Starting last year, various rightsholders began filing lawsuits against companies that develop AI models.
The list of complainants includes record labels, book authors, visual artists, and newspapers, including the New York Times. These rightsholders all object to the presumed use of their work to train AI models without proper compensation.
The New York Times lawsuit targets OpenAI and Microsoft and is steadily moving forward. OpenAI recently indicated that it would like to consolidate this case with a similar lawsuit filed by other newspapers, but the Times objects to the proposal.
While these issues are fought out in court, both parties have also moved into discovery. That basically allows one party to request evidence from the other, to properly support or refute the copyright infringement claims that form the basis of the lawsuit.
OpenAI Seeks NYT ‘Source’ Material
In its quest for evidence, OpenAI is particularly interested in the copyrights of the New York Times’ works. This includes copyrighted news articles, which are often based on a variety of information gathered by its journalists.
For example, discovery requests no. 10-12 read as follows:
NO. 10: Documents sufficient to identify the expressive, original, and human-authored content of each of Your Asserted Works.
NO. 11: Documents sufficient to identify the non-expressive, non-original, or non-human-authored content of each of Your Asserted Works.
NO. 12: Documents sufficient to show each and every written work that informed the preparation of each of Your Asserted Works, regardless of its length, format, or medium.
The New York Times is not happy with this approach. The company has refused to share reporter’s notes and other information, as this would be overbroad and too burdensome. In addition, the Times pointed out that much of the information sought by OpenAI is protected by the reporter’s privilege.
OpenAI Files Motion to Compel
The refusal has created a dispute between the parties and OpenAI has urged the court to weigh in. Ideally, the AI company wants the court to compel the Times to cooperate.
OpenAI suggests that the ‘source’ information will help to determine what parts of the articles are ‘original’ and worthy of copyright protection, which may help it to counter the copyright infringement claims.
“[T]he Times cannot pursue a claim for infringement over any part of a copyrighted work that is not original to the Times, as would be the case if the Times copied another’s work or elements in the public domain,” OpenAI writes.
In its complaint, the Times described how it invests enormous amounts of time and expertise on its articles, which are sometimes the results of months or years of in-depth investigations. OpenAI would like to know what this claim entails.
“Having chosen to put directly at issue how the Times created the works at issue—including the methods, time, labor, and investment—OpenAI has a right to discovery into the same,” OpenAI writes.

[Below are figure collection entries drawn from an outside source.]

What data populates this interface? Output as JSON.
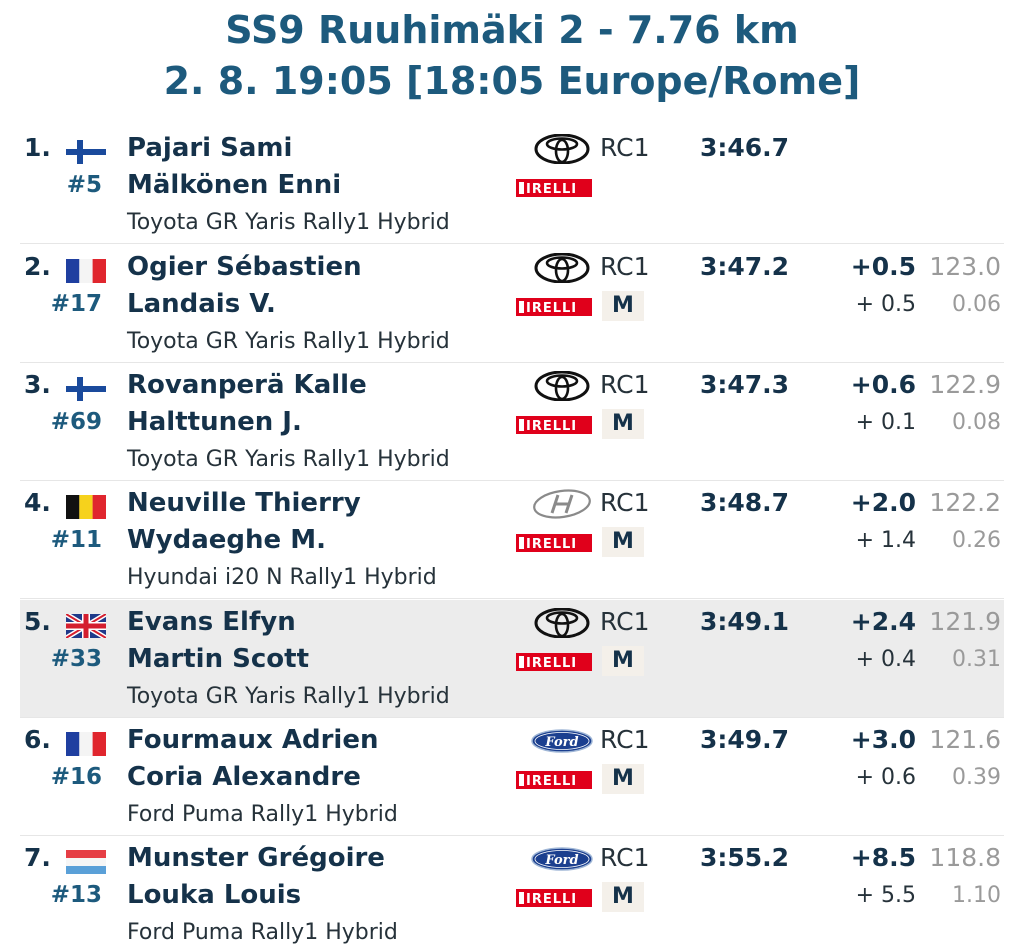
{
  "stage": {
    "title": "SS9 Ruuhimäki 2 - 7.76 km",
    "datetime": "2. 8. 19:05 [18:05 Europe/Rome]"
  },
  "brand_logos": {
    "pirelli_label": "IRELLI",
    "ford_label": "Ford"
  },
  "results": [
    {
      "pos": "1.",
      "num": "#5",
      "flag": "finland-flag",
      "driver": "Pajari Sami",
      "codriver": "Mälkönen Enni",
      "car": "Toyota GR Yaris Rally1 Hybrid",
      "make": "toyota",
      "class": "RC1",
      "tyre": "",
      "time": "3:46.7",
      "gap": "",
      "diff": "",
      "speed": "",
      "sec_per_km": ""
    },
    {
      "pos": "2.",
      "num": "#17",
      "flag": "france-flag",
      "driver": "Ogier Sébastien",
      "codriver": "Landais V.",
      "car": "Toyota GR Yaris Rally1 Hybrid",
      "make": "toyota",
      "class": "RC1",
      "tyre": "M",
      "time": "3:47.2",
      "gap": "+0.5",
      "diff": "+ 0.5",
      "speed": "123.0",
      "sec_per_km": "0.06"
    },
    {
      "pos": "3.",
      "num": "#69",
      "flag": "finland-flag",
      "driver": "Rovanperä Kalle",
      "codriver": "Halttunen J.",
      "car": "Toyota GR Yaris Rally1 Hybrid",
      "make": "toyota",
      "class": "RC1",
      "tyre": "M",
      "time": "3:47.3",
      "gap": "+0.6",
      "diff": "+ 0.1",
      "speed": "122.9",
      "sec_per_km": "0.08"
    },
    {
      "pos": "4.",
      "num": "#11",
      "flag": "belgium-flag",
      "driver": "Neuville Thierry",
      "codriver": "Wydaeghe M.",
      "car": "Hyundai i20 N Rally1 Hybrid",
      "make": "hyundai",
      "class": "RC1",
      "tyre": "M",
      "time": "3:48.7",
      "gap": "+2.0",
      "diff": "+ 1.4",
      "speed": "122.2",
      "sec_per_km": "0.26"
    },
    {
      "pos": "5.",
      "num": "#33",
      "flag": "uk-flag",
      "driver": "Evans Elfyn",
      "codriver": "Martin Scott",
      "car": "Toyota GR Yaris Rally1 Hybrid",
      "make": "toyota",
      "class": "RC1",
      "tyre": "M",
      "time": "3:49.1",
      "gap": "+2.4",
      "diff": "+ 0.4",
      "speed": "121.9",
      "sec_per_km": "0.31",
      "highlight": true
    },
    {
      "pos": "6.",
      "num": "#16",
      "flag": "france-flag",
      "driver": "Fourmaux Adrien",
      "codriver": "Coria Alexandre",
      "car": "Ford Puma Rally1 Hybrid",
      "make": "ford",
      "class": "RC1",
      "tyre": "M",
      "time": "3:49.7",
      "gap": "+3.0",
      "diff": "+ 0.6",
      "speed": "121.6",
      "sec_per_km": "0.39"
    },
    {
      "pos": "7.",
      "num": "#13",
      "flag": "luxembourg-flag",
      "driver": "Munster Grégoire",
      "codriver": "Louka Louis",
      "car": "Ford Puma Rally1 Hybrid",
      "make": "ford",
      "class": "RC1",
      "tyre": "M",
      "time": "3:55.2",
      "gap": "+8.5",
      "diff": "+ 5.5",
      "speed": "118.8",
      "sec_per_km": "1.10"
    }
  ]
}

In preparation for its defense, OpenAI further wants to know what portions of the copyrighted articles are “expressive, original, human-authored content”, and what parts are “non-expressive, non-original, or non-human-authored content.”

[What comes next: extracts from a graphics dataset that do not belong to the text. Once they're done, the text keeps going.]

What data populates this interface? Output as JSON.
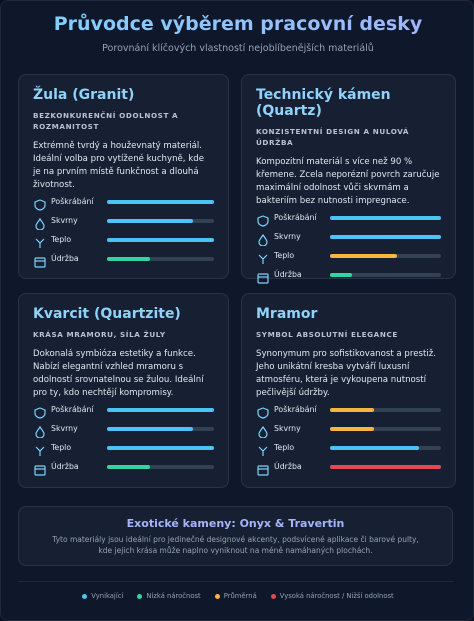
{
  "header": {
    "title": "Průvodce výběrem pracovní desky",
    "subtitle": "Porovnání klíčových vlastností nejoblíbenějších materiálů"
  },
  "cards": [
    {
      "title": "Žula (Granit)",
      "tagline": "BEZKONKURENČNÍ ODOLNOST A ROZMANITOST",
      "description": "Extrémně tvrdý a houževnatý materiál. Ideální volba pro vytížené kuchyně, kde je na prvním místě funkčnost a dlouhá životnost.",
      "metrics": [
        {
          "label": "Poškrábání",
          "value": 100,
          "color": "#4cc3f5"
        },
        {
          "label": "Skvrny",
          "value": 80,
          "color": "#4cc3f5"
        },
        {
          "label": "Teplo",
          "value": 100,
          "color": "#4cc3f5"
        },
        {
          "label": "Údržba",
          "value": 40,
          "color": "#34d3a0"
        }
      ]
    },
    {
      "title": "Technický kámen (Quartz)",
      "tagline": "KONZISTENTNÍ DESIGN A NULOVÁ ÚDRŽBA",
      "description": "Kompozitní materiál s více než 90 % křemene. Zcela neporézní povrch zaručuje maximální odolnost vůči skvrnám a bakteriím bez nutnosti impregnace.",
      "metrics": [
        {
          "label": "Poškrábání",
          "value": 100,
          "color": "#4cc3f5"
        },
        {
          "label": "Skvrny",
          "value": 100,
          "color": "#4cc3f5"
        },
        {
          "label": "Teplo",
          "value": 60,
          "color": "#f5b53f"
        },
        {
          "label": "Údržba",
          "value": 20,
          "color": "#34d3a0"
        }
      ]
    },
    {
      "title": "Kvarcit (Quartzite)",
      "tagline": "KRÁSA MRAMORU, SÍLA ŽULY",
      "description": "Dokonalá symbióza estetiky a funkce. Nabízí elegantní vzhled mramoru s odolností srovnatelnou se žulou. Ideální pro ty, kdo nechtějí kompromisy.",
      "metrics": [
        {
          "label": "Poškrábání",
          "value": 100,
          "color": "#4cc3f5"
        },
        {
          "label": "Skvrny",
          "value": 80,
          "color": "#4cc3f5"
        },
        {
          "label": "Teplo",
          "value": 100,
          "color": "#4cc3f5"
        },
        {
          "label": "Údržba",
          "value": 40,
          "color": "#34d3a0"
        }
      ]
    },
    {
      "title": "Mramor",
      "tagline": "SYMBOL ABSOLUTNÍ ELEGANCE",
      "description": "Synonymum pro sofistikovanost a prestiž. Jeho unikátní kresba vytváří luxusní atmosféru, která je vykoupena nutností pečlivější údržby.",
      "metrics": [
        {
          "label": "Poškrábání",
          "value": 40,
          "color": "#f5b53f"
        },
        {
          "label": "Skvrny",
          "value": 40,
          "color": "#f5b53f"
        },
        {
          "label": "Teplo",
          "value": 80,
          "color": "#4cc3f5"
        },
        {
          "label": "Údržba",
          "value": 100,
          "color": "#e5484d"
        }
      ]
    }
  ],
  "footer_card": {
    "title": "Exotické kameny: Onyx & Travertin",
    "text": "Tyto materiály jsou ideální pro jedinečné designové akcenty, podsvícené aplikace či barové pulty, kde jejich krása může naplno vyniknout na méně namáhaných plochách."
  },
  "legend": [
    {
      "label": "Vynikající",
      "color": "#4cc3f5"
    },
    {
      "label": "Nízká náročnost",
      "color": "#34d3a0"
    },
    {
      "label": "Průměrná",
      "color": "#f5b53f"
    },
    {
      "label": "Vysoká náročnost / Nižší odolnost",
      "color": "#e5484d"
    }
  ]
}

New York Times Refuses to Comply
Responding to the motion to compel, the Times makes it clear that the company doesn’t intend to give in. It stresses that its articles are copyrightable, whether they include third-party material or not.

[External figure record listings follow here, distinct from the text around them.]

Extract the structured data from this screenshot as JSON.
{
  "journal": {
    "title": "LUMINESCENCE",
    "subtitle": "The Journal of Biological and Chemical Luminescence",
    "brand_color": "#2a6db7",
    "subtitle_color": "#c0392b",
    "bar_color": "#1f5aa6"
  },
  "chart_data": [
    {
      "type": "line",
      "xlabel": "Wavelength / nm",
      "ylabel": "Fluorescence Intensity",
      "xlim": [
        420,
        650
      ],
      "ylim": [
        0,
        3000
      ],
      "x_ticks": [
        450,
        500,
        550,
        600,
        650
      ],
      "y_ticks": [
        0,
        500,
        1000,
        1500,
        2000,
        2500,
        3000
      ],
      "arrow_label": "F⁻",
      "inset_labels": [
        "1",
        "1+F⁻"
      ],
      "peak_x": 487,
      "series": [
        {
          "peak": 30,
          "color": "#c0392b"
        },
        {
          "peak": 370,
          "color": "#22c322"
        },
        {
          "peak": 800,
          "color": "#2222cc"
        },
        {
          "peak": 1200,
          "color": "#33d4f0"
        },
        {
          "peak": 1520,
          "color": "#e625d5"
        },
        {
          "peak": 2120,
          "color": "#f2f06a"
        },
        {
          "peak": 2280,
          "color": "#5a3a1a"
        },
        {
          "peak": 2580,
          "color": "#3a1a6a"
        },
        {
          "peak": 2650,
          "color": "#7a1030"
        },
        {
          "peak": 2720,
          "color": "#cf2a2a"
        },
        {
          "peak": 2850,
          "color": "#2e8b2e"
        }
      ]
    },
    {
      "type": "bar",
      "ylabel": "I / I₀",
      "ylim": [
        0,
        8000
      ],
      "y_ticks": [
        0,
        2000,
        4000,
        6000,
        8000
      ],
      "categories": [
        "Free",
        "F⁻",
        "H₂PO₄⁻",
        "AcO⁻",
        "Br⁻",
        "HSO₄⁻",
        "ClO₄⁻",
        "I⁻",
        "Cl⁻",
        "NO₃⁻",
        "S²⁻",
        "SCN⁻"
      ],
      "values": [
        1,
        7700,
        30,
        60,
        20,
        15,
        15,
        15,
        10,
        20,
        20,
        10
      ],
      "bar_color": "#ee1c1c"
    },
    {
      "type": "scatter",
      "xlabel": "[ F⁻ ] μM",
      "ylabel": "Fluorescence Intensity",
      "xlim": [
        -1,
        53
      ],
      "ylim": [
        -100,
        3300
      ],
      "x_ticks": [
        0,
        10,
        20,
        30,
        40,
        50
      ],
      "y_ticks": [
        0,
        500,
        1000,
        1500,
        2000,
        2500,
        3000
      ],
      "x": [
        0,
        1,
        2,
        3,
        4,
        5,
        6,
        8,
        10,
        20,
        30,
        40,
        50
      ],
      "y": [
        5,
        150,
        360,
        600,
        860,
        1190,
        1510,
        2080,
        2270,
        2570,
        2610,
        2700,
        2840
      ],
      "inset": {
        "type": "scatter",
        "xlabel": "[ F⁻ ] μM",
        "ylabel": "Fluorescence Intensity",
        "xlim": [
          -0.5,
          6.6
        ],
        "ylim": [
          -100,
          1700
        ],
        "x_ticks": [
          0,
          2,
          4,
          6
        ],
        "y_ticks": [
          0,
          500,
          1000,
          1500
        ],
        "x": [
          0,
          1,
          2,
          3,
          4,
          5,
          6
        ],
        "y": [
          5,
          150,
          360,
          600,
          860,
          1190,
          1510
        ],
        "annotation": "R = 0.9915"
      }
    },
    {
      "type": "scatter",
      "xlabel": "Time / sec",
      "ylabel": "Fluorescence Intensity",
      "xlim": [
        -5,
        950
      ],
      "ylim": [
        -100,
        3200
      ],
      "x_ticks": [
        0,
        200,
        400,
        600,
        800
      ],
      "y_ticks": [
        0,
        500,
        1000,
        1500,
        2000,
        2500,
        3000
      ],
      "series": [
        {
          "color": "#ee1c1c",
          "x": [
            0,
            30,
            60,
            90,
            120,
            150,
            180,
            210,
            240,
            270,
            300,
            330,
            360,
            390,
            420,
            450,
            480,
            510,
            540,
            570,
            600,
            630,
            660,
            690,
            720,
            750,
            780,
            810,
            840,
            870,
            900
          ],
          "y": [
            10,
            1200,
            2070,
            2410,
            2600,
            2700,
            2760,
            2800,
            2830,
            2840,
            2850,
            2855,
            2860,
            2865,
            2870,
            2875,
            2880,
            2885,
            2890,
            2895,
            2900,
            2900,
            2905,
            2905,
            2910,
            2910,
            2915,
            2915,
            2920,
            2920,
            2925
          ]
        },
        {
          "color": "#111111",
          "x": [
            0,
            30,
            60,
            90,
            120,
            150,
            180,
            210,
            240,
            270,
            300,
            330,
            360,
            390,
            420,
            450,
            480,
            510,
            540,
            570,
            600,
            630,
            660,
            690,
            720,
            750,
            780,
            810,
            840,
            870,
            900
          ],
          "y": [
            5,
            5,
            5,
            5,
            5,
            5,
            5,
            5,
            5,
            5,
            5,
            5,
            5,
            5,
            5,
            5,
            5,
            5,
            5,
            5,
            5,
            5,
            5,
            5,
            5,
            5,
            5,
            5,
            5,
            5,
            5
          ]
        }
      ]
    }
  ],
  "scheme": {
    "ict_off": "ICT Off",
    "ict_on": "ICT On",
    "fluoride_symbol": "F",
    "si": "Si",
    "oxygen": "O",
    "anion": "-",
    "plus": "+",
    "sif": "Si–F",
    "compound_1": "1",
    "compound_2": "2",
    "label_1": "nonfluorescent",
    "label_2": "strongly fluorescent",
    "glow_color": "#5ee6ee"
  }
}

“OpenAI claims that the reporters’ notes underlying the asserted works may shed light on whether The Times’s news articles are really original, expressive content—but that is not how copyright law works. The expressive nature of a work is determined by reference to the work itself.
“Moreover, even in the improbable case that a reporter’s notes show that 90% of an article comprises verbatim quotes from the author’s original sources, that article would still be protected by copyright,” the Times adds.
In addition, the newspaper reiterates that the discovery requests are overbroad, and invade the reporter’s privilege. Although OpenAI stressed that it’s not seeking to identify any confidential sources, its discovery request could have a chilling effect.
If journalistic outfits are required to disclose all source material for every copyrighted article, it may severely impact their ability or willingness to bring copyright lawsuits against potential infringers.
But perhaps that’s precisely what OpenAI tried to achieve here, the newspaper notes.
“Indeed, given the wildly improper scope of this request, one has to wonder if a chilling effect is exactly what OpenAI, who appears to have stolen from millions of content creators, is hoping for,” the Times writes.
—
A copy of OpenAI’s request to compel The New York Times to share the requested information is available here (pdf). This also includes other disputed requests. The New York Times’ response can be found here (pdf).
* For the purpose of record keeping, the referenced court filings are the sources we relied on for this article. No AI assistance was involved. Human labor was required to select and organize some of the arguments put forward by the parties, while intentionally excluding others to add focus.